Editor's note: a flurry of recent news reports indicates that the George W. Bush Presidential Library selection committee, headed by Don Evans, is nearing a final decision on a site for the library. As a contribution to the process, we reprint Robert Kuttner's October 21 column proposing a detailed plan for the site.
In two weeks, Election Day will render George W. Bush a lame-duck president, and he can begin thinking about his presidential library. Imagine what an honest rendition of that library might look like.
Such libraries typically begin with the early career -- in this case The Foggy Years, the heroic service in the Air National Guard, and the falling upward economically. A gallery could commemorate all the Texas businessmen who helped young George turn business blunders into windfalls.
This would lead into an exhibit on Governor Bush, the Uniter not the Divider, his collaboration with Texas Democrats, and the unity theme in the 2000 presidential campaign. From there, you'd go directly into the Hammer Room, and observe Tom DeLay excluding Democrats from the legislative process in Congress.
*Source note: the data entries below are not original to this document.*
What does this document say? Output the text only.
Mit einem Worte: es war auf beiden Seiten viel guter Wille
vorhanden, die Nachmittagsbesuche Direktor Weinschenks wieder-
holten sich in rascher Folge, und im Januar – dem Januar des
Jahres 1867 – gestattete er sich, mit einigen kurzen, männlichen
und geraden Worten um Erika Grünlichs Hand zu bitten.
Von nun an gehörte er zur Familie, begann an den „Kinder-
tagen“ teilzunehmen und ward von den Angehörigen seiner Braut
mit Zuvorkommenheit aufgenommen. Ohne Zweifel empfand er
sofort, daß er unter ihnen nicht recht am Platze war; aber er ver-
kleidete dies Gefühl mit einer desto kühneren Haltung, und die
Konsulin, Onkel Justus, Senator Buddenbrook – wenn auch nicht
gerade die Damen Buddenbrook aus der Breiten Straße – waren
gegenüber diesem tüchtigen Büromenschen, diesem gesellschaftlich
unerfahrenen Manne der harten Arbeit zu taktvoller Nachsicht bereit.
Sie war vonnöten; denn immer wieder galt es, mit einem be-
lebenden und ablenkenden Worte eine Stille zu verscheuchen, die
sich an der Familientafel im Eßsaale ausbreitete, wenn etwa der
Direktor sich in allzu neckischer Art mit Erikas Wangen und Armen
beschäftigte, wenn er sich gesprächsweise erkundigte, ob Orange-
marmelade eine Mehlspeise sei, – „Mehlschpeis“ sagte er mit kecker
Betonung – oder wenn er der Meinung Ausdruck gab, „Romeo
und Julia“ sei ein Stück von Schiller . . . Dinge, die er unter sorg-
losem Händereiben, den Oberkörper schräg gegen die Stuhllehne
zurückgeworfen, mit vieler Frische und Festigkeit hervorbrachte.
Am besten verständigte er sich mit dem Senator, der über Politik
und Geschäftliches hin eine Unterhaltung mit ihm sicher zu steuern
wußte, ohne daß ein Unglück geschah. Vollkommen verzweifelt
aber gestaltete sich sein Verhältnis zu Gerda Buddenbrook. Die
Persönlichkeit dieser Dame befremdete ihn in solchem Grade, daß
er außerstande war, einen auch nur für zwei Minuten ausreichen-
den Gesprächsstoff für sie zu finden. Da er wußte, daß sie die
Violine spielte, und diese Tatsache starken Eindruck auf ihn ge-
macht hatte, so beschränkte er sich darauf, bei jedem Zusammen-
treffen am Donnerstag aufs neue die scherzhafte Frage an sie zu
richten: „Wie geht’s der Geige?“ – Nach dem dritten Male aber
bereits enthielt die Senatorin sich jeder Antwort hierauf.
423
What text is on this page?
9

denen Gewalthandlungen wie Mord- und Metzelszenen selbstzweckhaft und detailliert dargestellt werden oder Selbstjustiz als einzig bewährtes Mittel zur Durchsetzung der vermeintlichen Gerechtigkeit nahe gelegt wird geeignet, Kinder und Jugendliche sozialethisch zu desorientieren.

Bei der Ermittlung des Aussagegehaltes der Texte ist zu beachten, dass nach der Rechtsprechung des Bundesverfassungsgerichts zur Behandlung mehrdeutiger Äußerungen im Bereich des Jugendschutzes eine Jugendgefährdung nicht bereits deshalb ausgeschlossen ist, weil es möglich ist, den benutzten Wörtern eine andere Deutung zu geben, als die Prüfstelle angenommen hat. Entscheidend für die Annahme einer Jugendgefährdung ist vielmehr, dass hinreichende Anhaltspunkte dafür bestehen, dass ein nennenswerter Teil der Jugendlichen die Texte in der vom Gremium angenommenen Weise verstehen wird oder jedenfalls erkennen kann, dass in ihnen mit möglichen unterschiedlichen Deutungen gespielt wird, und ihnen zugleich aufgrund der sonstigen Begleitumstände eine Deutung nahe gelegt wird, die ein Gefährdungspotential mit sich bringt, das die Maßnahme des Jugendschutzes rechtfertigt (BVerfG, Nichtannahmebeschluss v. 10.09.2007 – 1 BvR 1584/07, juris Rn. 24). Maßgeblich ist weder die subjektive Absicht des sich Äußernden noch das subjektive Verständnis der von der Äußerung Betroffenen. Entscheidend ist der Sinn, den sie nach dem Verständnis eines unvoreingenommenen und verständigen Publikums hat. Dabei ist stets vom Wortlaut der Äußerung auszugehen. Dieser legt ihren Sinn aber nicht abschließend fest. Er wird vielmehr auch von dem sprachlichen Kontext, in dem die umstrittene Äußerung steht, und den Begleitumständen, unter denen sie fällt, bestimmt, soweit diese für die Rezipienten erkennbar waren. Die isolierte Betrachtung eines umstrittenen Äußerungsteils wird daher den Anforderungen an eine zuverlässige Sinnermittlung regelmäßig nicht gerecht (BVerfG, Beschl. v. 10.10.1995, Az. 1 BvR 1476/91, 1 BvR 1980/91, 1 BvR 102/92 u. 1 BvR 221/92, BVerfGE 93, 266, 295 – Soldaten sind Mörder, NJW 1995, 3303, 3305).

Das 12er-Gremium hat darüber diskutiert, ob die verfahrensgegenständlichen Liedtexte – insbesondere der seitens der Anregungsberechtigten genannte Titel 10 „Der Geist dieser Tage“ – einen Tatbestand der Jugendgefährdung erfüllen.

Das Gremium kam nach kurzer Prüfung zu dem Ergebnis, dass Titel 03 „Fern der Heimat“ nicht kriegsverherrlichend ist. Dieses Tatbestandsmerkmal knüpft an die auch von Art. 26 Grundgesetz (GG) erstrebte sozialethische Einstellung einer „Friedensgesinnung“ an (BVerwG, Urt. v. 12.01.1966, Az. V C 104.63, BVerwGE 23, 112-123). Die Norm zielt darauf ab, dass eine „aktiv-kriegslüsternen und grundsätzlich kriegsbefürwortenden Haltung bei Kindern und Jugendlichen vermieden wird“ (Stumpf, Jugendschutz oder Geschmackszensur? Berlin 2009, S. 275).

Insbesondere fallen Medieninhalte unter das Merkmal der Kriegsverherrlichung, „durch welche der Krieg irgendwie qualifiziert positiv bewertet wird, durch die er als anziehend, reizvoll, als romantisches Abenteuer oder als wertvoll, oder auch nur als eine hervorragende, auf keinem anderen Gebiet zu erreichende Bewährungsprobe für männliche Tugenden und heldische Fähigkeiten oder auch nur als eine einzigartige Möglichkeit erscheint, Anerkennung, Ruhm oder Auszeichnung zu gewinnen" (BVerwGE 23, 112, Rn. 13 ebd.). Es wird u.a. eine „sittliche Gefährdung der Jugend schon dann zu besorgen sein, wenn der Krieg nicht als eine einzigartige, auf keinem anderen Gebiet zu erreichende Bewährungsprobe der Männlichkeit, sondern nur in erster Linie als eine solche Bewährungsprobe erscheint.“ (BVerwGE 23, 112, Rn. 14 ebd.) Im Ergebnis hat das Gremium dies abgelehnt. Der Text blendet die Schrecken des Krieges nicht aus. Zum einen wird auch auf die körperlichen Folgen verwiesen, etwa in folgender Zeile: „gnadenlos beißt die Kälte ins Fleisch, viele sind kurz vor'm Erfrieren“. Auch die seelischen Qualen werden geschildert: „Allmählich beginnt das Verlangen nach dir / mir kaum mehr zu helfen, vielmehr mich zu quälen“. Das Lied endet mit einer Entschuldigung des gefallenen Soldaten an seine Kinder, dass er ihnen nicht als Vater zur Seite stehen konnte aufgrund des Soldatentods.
The next salon would be the Rogues Gallery, featuring each of the several congressional scoundrels of the Bush era -- DeLay being forced to step down as Republican House leader, the hapless Representative Bob Ney pleading guilty but refusing to give up his seat, Representative Randy Cunningham devising convoluted scams that led to prison time, as well as an elaborate interactive diagram on the multiple connections with corrupt lobbyist Jack Abramoff. A nearby exhibit would commemorate corporate felons close to Bush, beginning with Enron officers.
One of the most surprising exhibits would be the Gay Closet, depicting the several senior Republican congressional staffers, congressmen, and leaders of the national Republican Party who turned out to be closeted gays. The exhibit would be paired with examples of Republican anti-gay ballot initiatives. The Museum of the Iraq War would open with the Mission Accomplished Room, a wax diorama of President Bush costumed in his flight jacket, emerging from a fighter jet on the USS Lincoln flight deck. The Mission Accomplished banner used in the original May 2003 stunt would adorn the wall. On a facing wall would be discrete portraits of each of the thousands of soldiers killed in Iraq after the mission was declared accomplished.
The stout-hearted could take in a lifelike simulation of the torture chambers of Abu Ghraib. Viewers would exit via the blinking color-coded lights of the Hall of Fear, showing the innumerable efforts to keep the American electorate in a permanent state of anxiety. An educational exhibit would trace the falsification of intelligence linking Saddam Hussein to al-Qaeda and to nuclear weapons, and the helpful role of credulous reporters.
The nearby Spin Gallery would feature journalists who temporarily thrived by serving as Bush's enablers. Judith Miller and Bob Woodward would each get a room. In the nearby Chamber of Echoes, viewers could trace administration talking points from press handouts to Fox News commentaries, editorials in the Wall Street Journal, and talk-radio scripts.
The Hall of Faith would depict the gift of tax-supported services to mega-church empires, and include videos of speeches by Bush's favorite televangelists, such as the Rev. Jerry Falwell calling the 9/11 attacks God's punishment for America's sinful ways. The parallel Hall of Science would display the handing over of science policy to deniers of global warming, religious opponents of stem-cell research and contraception, and sponsors of theological reinterpretations of Darwin.
Nearby would be rotating exhibits featuring Great Moments in Public Management. This month: "Heck of a Job, Brownie: FEMA and Hurricane Katrina."
A cozy lobby would display how lobbyists for major industries took over government -- energy industries running energy policy, drug companies running the FDA, and so on. Museum-goers needing refreshment could enjoy complimentary doughnuts offered by the HMO industry, to commemorate the doughnut hole of non-coverage in Bush's Medicare drug bill crafted by the insurance companies.
A special exhibition, American Democracy in the Bush Years, would feature material on Ken Blackwell and Katherine Harris, with displays of flawed or manipulated voting machines, purged voter lists, excessive ID checks, rubber-stamp courts, and suspensions of civil liberties.
Visiting schoolchildren who did not live through the Bush era, jaded by special effects in horror movies, would anxiously ask parents and teachers if this all really happened. And at the back of the museum, tourists would be startled to notice a larger, ominously darkened building, dwarfing the sunny George W. Bush Presidential Library. This is, of course, the Dick Cheney Vice-Presidential Library.